ML: Community is vital to me, as being an artist, especially a writer, is certainly to live in a very lonely mind space. It’s another one of the main reasons I find living in NYC is essential for me. I’ve found a beautiful, loving, vibrant, and diverse community of writers these past several years in Brooklyn. It is why I participate in so many literary readings. I’ve also found Facebook to be essential to my connectedness with the writing community. It has its faults, certainly, but for the most part, my experiences have been positive. For years I have been moderating a private Facebook group called “teasparrows” whose mission I wrote quite openly: “My beautiful friends, this is a safe, private space and i’m missing your words. I want to encourage you to please continue to share what scares you and/or makes you beam, and/or causes any heart sputterings. You can always hit delete later, but you might, for one flash of a second, make someone so lit they go on to breathe some fire breath of their own that then inflames another, etc., etc., etc…let’s be the kindle, the tinder, the flint, the flame, the little wind-kissed spark for each other.” It’s grown to over 400 members in just a few years and it’s a lovely place to encourage new writers, writers who’ve never thought themselves writers, and writers who do consider themselves writers, a place to connect and experiment and support one another.

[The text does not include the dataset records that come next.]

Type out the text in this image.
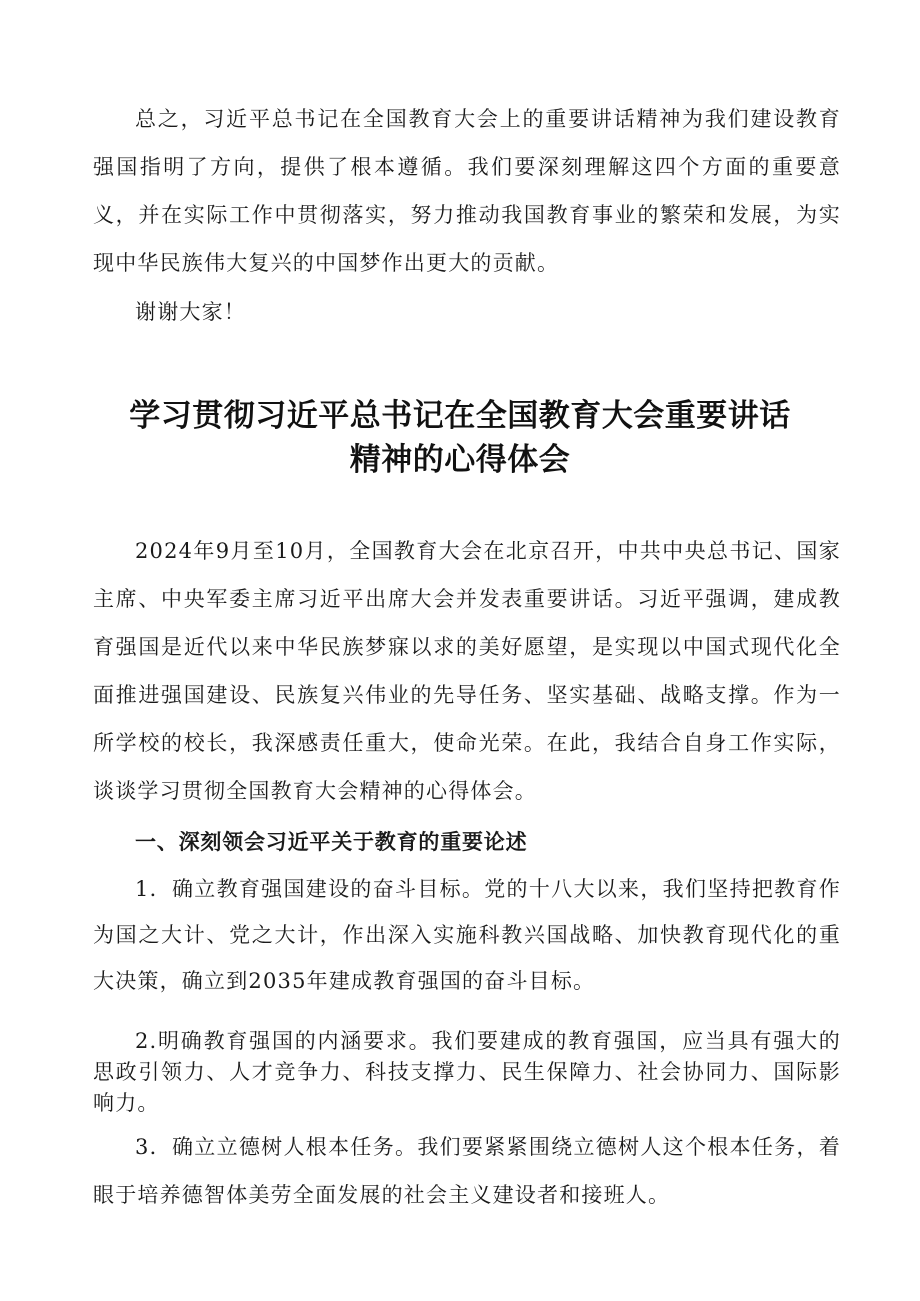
总之，习近平总书记在全国教育大会上的重要讲话精神为我们建设教育强国指明了方向，提供了根本遵循。我们要深刻理解这四个方面的重要意义，并在实际工作中贯彻落实，努力推动我国教育事业的繁荣和发展，为实现中华民族伟大复兴的中国梦作出更大的贡献。

谢谢大家！

学习贯彻习近平总书记在全国教育大会重要讲话
精神的心得体会

2024年9月至10月，全国教育大会在北京召开，中共中央总书记、国家主席、中央军委主席习近平出席大会并发表重要讲话。习近平强调，建成教育强国是近代以来中华民族梦寐以求的美好愿望，是实现以中国式现代化全面推进强国建设、民族复兴伟业的先导任务、坚实基础、战略支撑。作为一所学校的校长，我深感责任重大，使命光荣。在此，我结合自身工作实际，谈谈学习贯彻全国教育大会精神的心得体会。

一、深刻领会习近平关于教育的重要论述

1．确立教育强国建设的奋斗目标。党的十八大以来，我们坚持把教育作为国之大计、党之大计，作出深入实施科教兴国战略、加快教育现代化的重大决策，确立到2035年建成教育强国的奋斗目标。

2.明确教育强国的内涵要求。我们要建成的教育强国，应当具有强大的思政引领力、人才竞争力、科技支撑力、民生保障力、社会协同力、国际影响力。

3．确立立德树人根本任务。我们要紧紧围绕立德树人这个根本任务，着眼于培养德智体美劳全面发展的社会主义建设者和接班人。
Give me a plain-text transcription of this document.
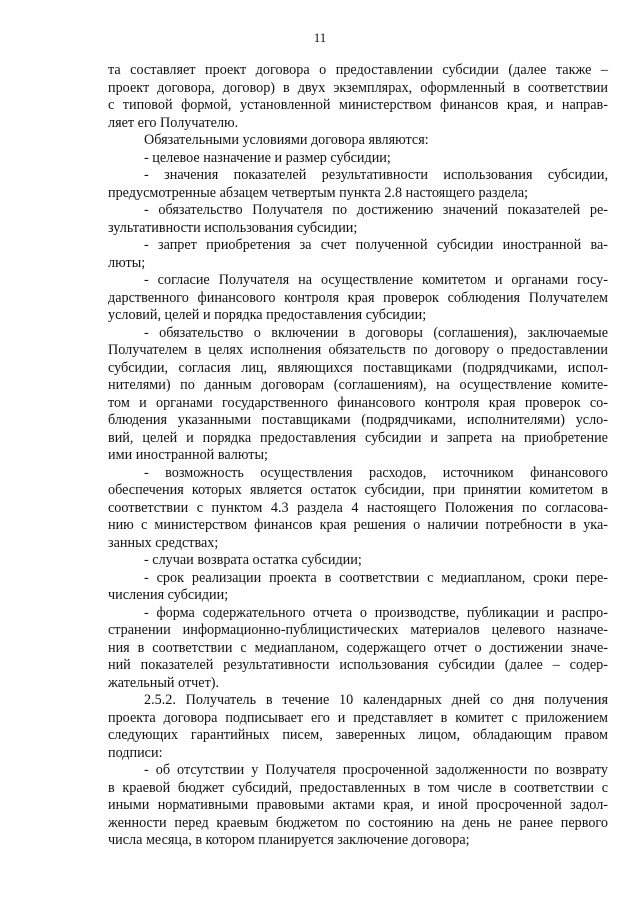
11
та составляет проект договора о предоставлении субсидии (далее также –
проект договора, договор) в двух экземплярах, оформленный в соответствии
с типовой формой, установленной министерством финансов края, и направ-
ляет его Получателю.
Обязательными условиями договора являются:
- целевое назначение и размер субсидии;
- значения показателей результативности использования субсидии,
предусмотренные абзацем четвертым пункта 2.8 настоящего раздела;
- обязательство Получателя по достижению значений показателей ре-
зультативности использования субсидии;
- запрет приобретения за счет полученной субсидии иностранной ва-
люты;
- согласие Получателя на осуществление комитетом и органами госу-
дарственного финансового контроля края проверок соблюдения Получателем
условий, целей и порядка предоставления субсидии;
- обязательство о включении в договоры (соглашения), заключаемые
Получателем в целях исполнения обязательств по договору о предоставлении
субсидии, согласия лиц, являющихся поставщиками (подрядчиками, испол-
нителями) по данным договорам (соглашениям), на осуществление комите-
том и органами государственного финансового контроля края проверок со-
блюдения указанными поставщиками (подрядчиками, исполнителями) усло-
вий, целей и порядка предоставления субсидии и запрета на приобретение
ими иностранной валюты;
- возможность осуществления расходов, источником финансового
обеспечения которых является остаток субсидии, при принятии комитетом в
соответствии с пунктом 4.3 раздела 4 настоящего Положения по согласова-
нию с министерством финансов края решения о наличии потребности в ука-
занных средствах;
- случаи возврата остатка субсидии;
- срок реализации проекта в соответствии с медиапланом, сроки пере-
числения субсидии;
- форма содержательного отчета о производстве, публикации и распро-
странении информационно-публицистических материалов целевого назначе-
ния в соответствии с медиапланом, содержащего отчет о достижении значе-
ний показателей результативности использования субсидии (далее – содер-
жательный отчет).
2.5.2. Получатель в течение 10 календарных дней со дня получения
проекта договора подписывает его и представляет в комитет с приложением
следующих гарантийных писем, заверенных лицом, обладающим правом
подписи:
- об отсутствии у Получателя просроченной задолженности по возврату
в краевой бюджет субсидий, предоставленных в том числе в соответствии с
иными нормативными правовыми актами края, и иной просроченной задол-
женности перед краевым бюджетом по состоянию на день не ранее первого
числа месяца, в котором планируется заключение договора;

RB: Who are you reading now? What poets excite you?

ML: Right now I’ve been reading Danez Smith, Kaveh Akbar, Devin Kelly, Melissa Broder, Jeannn Verlee, Ariel Francisco, William Lessard, and Kwayme Opoku-Duku III. They are all electric and inspiring me. A poet I continually turn to, as well is Lucie Brock-Broido, who we as a community, tragically recently lost. She has been a tremendous light to me as a poet. (And old school standbys always at my desk are my favorite confessionals: Plath and Sexton!

RB: What’s next for you? What are you working on now?

ML: Still trying to finish “Sexting the Dead” so that’s top-priority, but when I need a break from poetry, I turn to flash fiction, so I’m every so often, churning up a little new ones of those!